In 1923, Walter Cannon published Traumatic Shock, the first work to adequately describe the condition. Cannon had spent three months observing wound treatment at Casualty Clearing Station No. 33 in France during World War I, and had compiled data on the various categories and stages of shock. According to Trunkey, most subsequent research on shock has shown Cannon's theories to be correct--and that, to this day, physicians and surgeons are ignoring this historical work. He wound up his talk with a slide from the ATLS on "Recognition of Shock State"--proceeding to discount four of the six listed indicators as either difficult to measure or actually misleading.

The lesson for the day: those who choose to ignore history do so at their own (and others') peril.

Tuesday, April 17, 2007

New archival collections now in catalog

On an afternoon that has turned rather impressively stormy, I'm enjoying the cozy space of the History of Medicine Room and allowing the rain to focus my concentration on cataloging archival finding aids. Yes, that supremely librarianly endeavor of creating yet more data about data--all to the good when the data can reach different users in different venues.
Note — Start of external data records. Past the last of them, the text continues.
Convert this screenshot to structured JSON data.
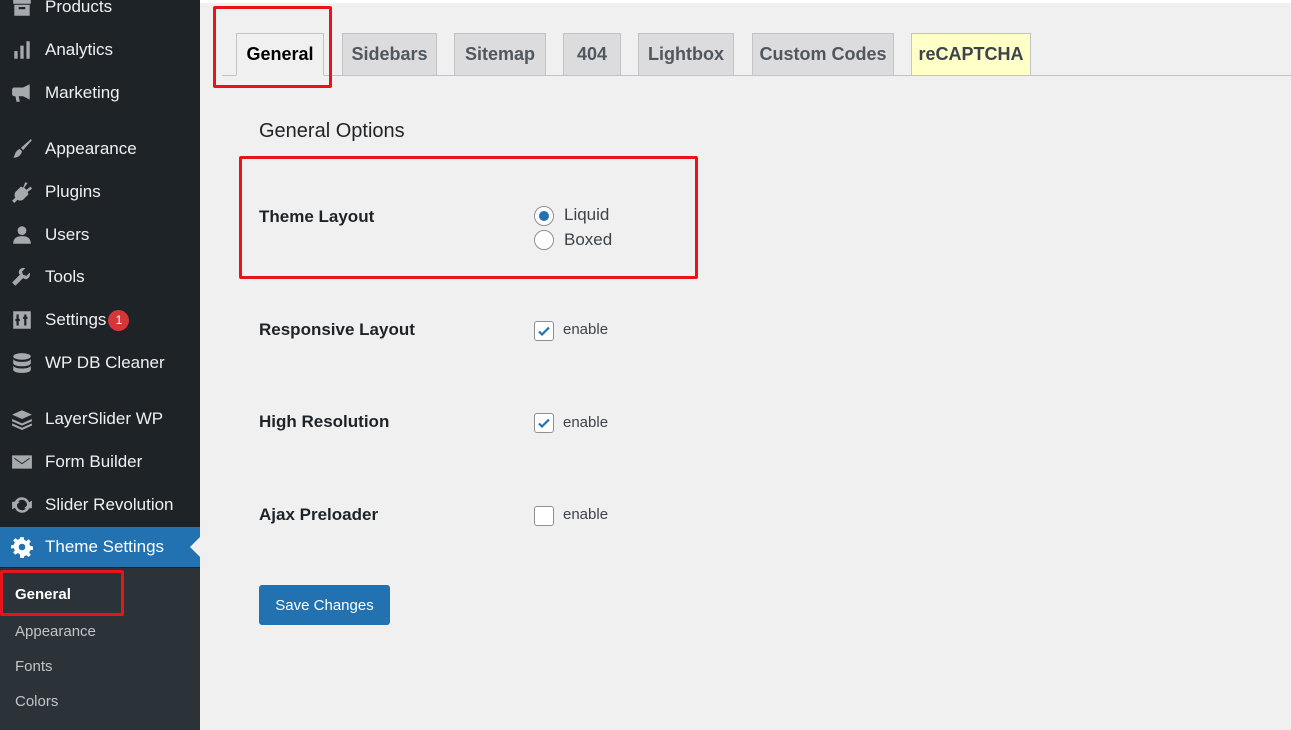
{
  "sidebar": {
    "items": [
      {
        "label": "Products",
        "icon": "archive-icon"
      },
      {
        "label": "Analytics",
        "icon": "bar-chart-icon"
      },
      {
        "label": "Marketing",
        "icon": "megaphone-icon"
      },
      {
        "label": "Appearance",
        "icon": "paintbrush-icon"
      },
      {
        "label": "Plugins",
        "icon": "plug-icon"
      },
      {
        "label": "Users",
        "icon": "user-icon"
      },
      {
        "label": "Tools",
        "icon": "wrench-icon"
      },
      {
        "label": "Settings",
        "icon": "sliders-icon",
        "badge": "1"
      },
      {
        "label": "WP DB Cleaner",
        "icon": "database-icon"
      },
      {
        "label": "LayerSlider WP",
        "icon": "layers-icon"
      },
      {
        "label": "Form Builder",
        "icon": "envelope-icon"
      },
      {
        "label": "Slider Revolution",
        "icon": "refresh-icon"
      },
      {
        "label": "Theme Settings",
        "icon": "gear-icon"
      }
    ],
    "submenu": [
      "General",
      "Appearance",
      "Fonts",
      "Colors"
    ]
  },
  "tabs": [
    "General",
    "Sidebars",
    "Sitemap",
    "404",
    "Lightbox",
    "Custom Codes",
    "reCAPTCHA"
  ],
  "main": {
    "heading": "General Options",
    "theme_layout": {
      "label": "Theme Layout",
      "options": [
        "Liquid",
        "Boxed"
      ],
      "selected": "Liquid"
    },
    "responsive_layout": {
      "label": "Responsive Layout",
      "option": "enable",
      "checked": true
    },
    "high_resolution": {
      "label": "High Resolution",
      "option": "enable",
      "checked": true
    },
    "ajax_preloader": {
      "label": "Ajax Preloader",
      "option": "enable",
      "checked": false
    },
    "save_label": "Save Changes"
  },
  "colors": {
    "sidebar_bg": "#1d2327",
    "accent": "#2271b1",
    "badge": "#d63638",
    "highlight": "#e8141b"
  }
}
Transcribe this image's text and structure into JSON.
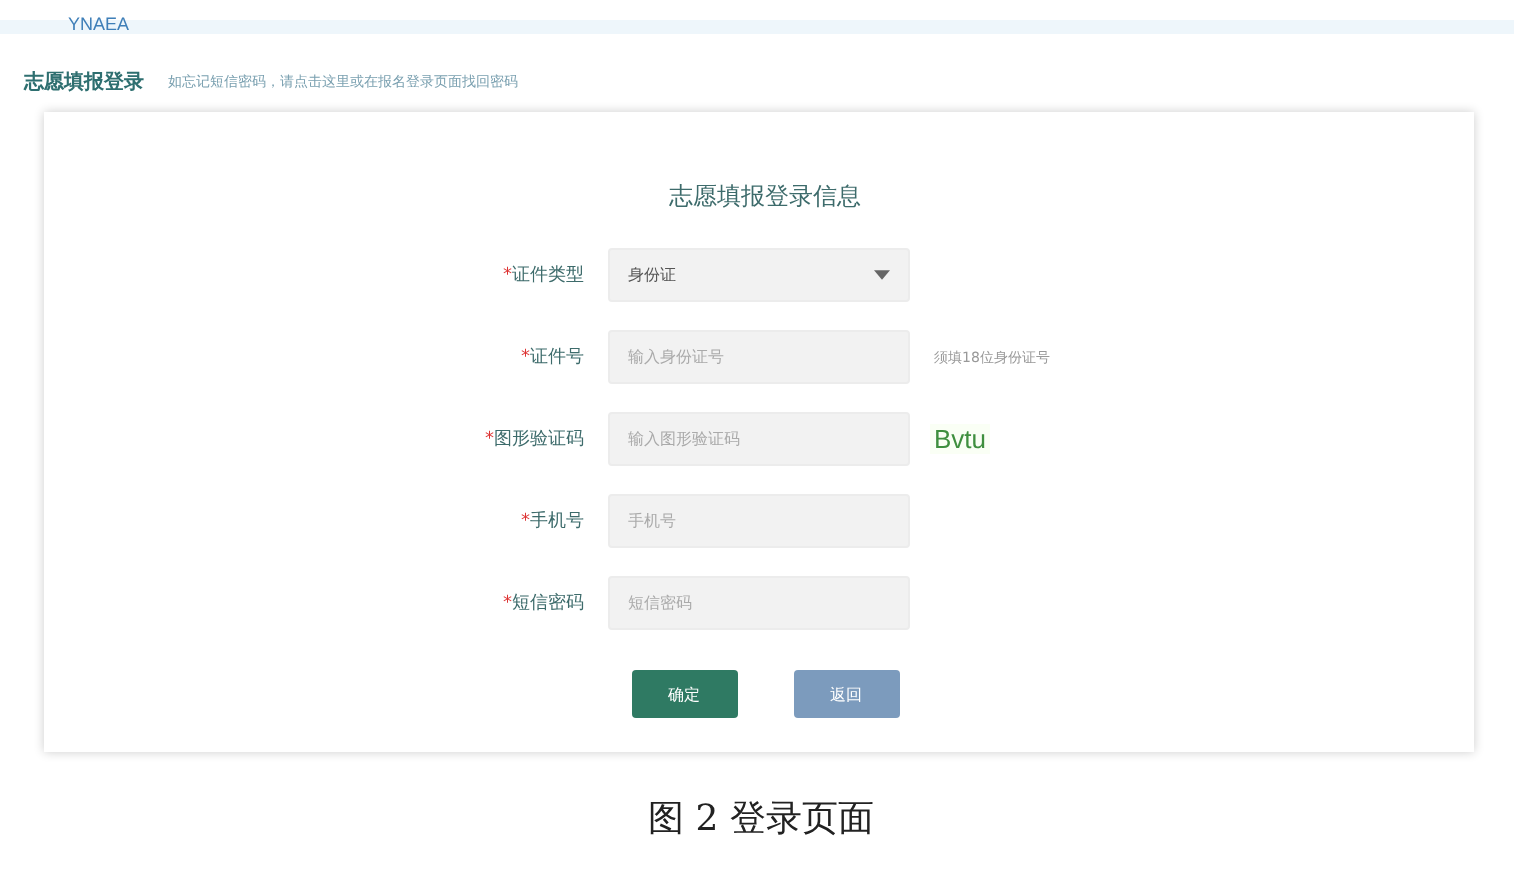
{
  "header": {
    "logo_text": "YNAEA"
  },
  "subheader": {
    "title": "志愿填报登录",
    "hint": "如忘记短信密码，请点击这里或在报名登录页面找回密码"
  },
  "form": {
    "title": "志愿填报登录信息",
    "fields": [
      {
        "kind": "select",
        "required_mark": "*",
        "label": "证件类型",
        "value": "身份证"
      },
      {
        "kind": "input",
        "required_mark": "*",
        "label": "证件号",
        "placeholder": "输入身份证号",
        "note": "须填18位身份证号"
      },
      {
        "kind": "captcha",
        "required_mark": "*",
        "label": "图形验证码",
        "placeholder": "输入图形验证码",
        "captcha": "Bvtu"
      },
      {
        "kind": "input",
        "required_mark": "*",
        "label": "手机号",
        "placeholder": "手机号"
      },
      {
        "kind": "input",
        "required_mark": "*",
        "label": "短信密码",
        "placeholder": "短信密码"
      }
    ],
    "buttons": [
      {
        "kind": "primary",
        "label": "确定"
      },
      {
        "kind": "secondary",
        "label": "返回"
      }
    ]
  },
  "caption": "图 2 登录页面"
}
For your perusing pleasure, you can now find the following archival collections represented in the OHSU Library catalog and in WorldCat:

The dietetics duo:
Oregon Dietetic Internship Program Collection, Accession No. 2006-007
Dorothy W. Hagan Image Collection, Accession No. 2006-013

...segue into the infant nutrition notes in the
Elizabeth Curtis French Papers, Accession No. 2006-004

...which is a tiny collection of a snippet of personal papers, much like the
Matthew Caldwell Class Notes, Accession No. 2005-006

...and I bet Matthew really wished he could have gone to the University of Oregon Medical School, where the faculty regarded fishing and horseshoes as major arts, as can be seen in the
Harry J. Sears Glass Lantern Slide Collection, Accession No. 2006-011

...which is a completely glass plate image collection, just like
Otis B. Wight Base Hospital 46 Glass Plate Negative Collection, Accession No. 2006-012

That last one is a mouthful!

Monday, April 16, 2007

New oral history resources online

The full indexes for three more oral history interviews are now available on our website.

Indexes for the interviews with Kathleen Potempa, Albert Starr, and Karen Whitaker-Knapp have been loaded into the Oral History Master Index and can be browsed or keyword searched. Because the HTML display still has some quirks, the PDF versions of the indexes are available, linked from the top of each individual interviewee index page.

With these latest interviews, we now have over 5,000 individual terms included in the Master Index, from Aalpoel to Zuckerkandl. The complete list of current terms (handily hyperlinked to the list of indexes in which the terms are found) can also be accessed on our website.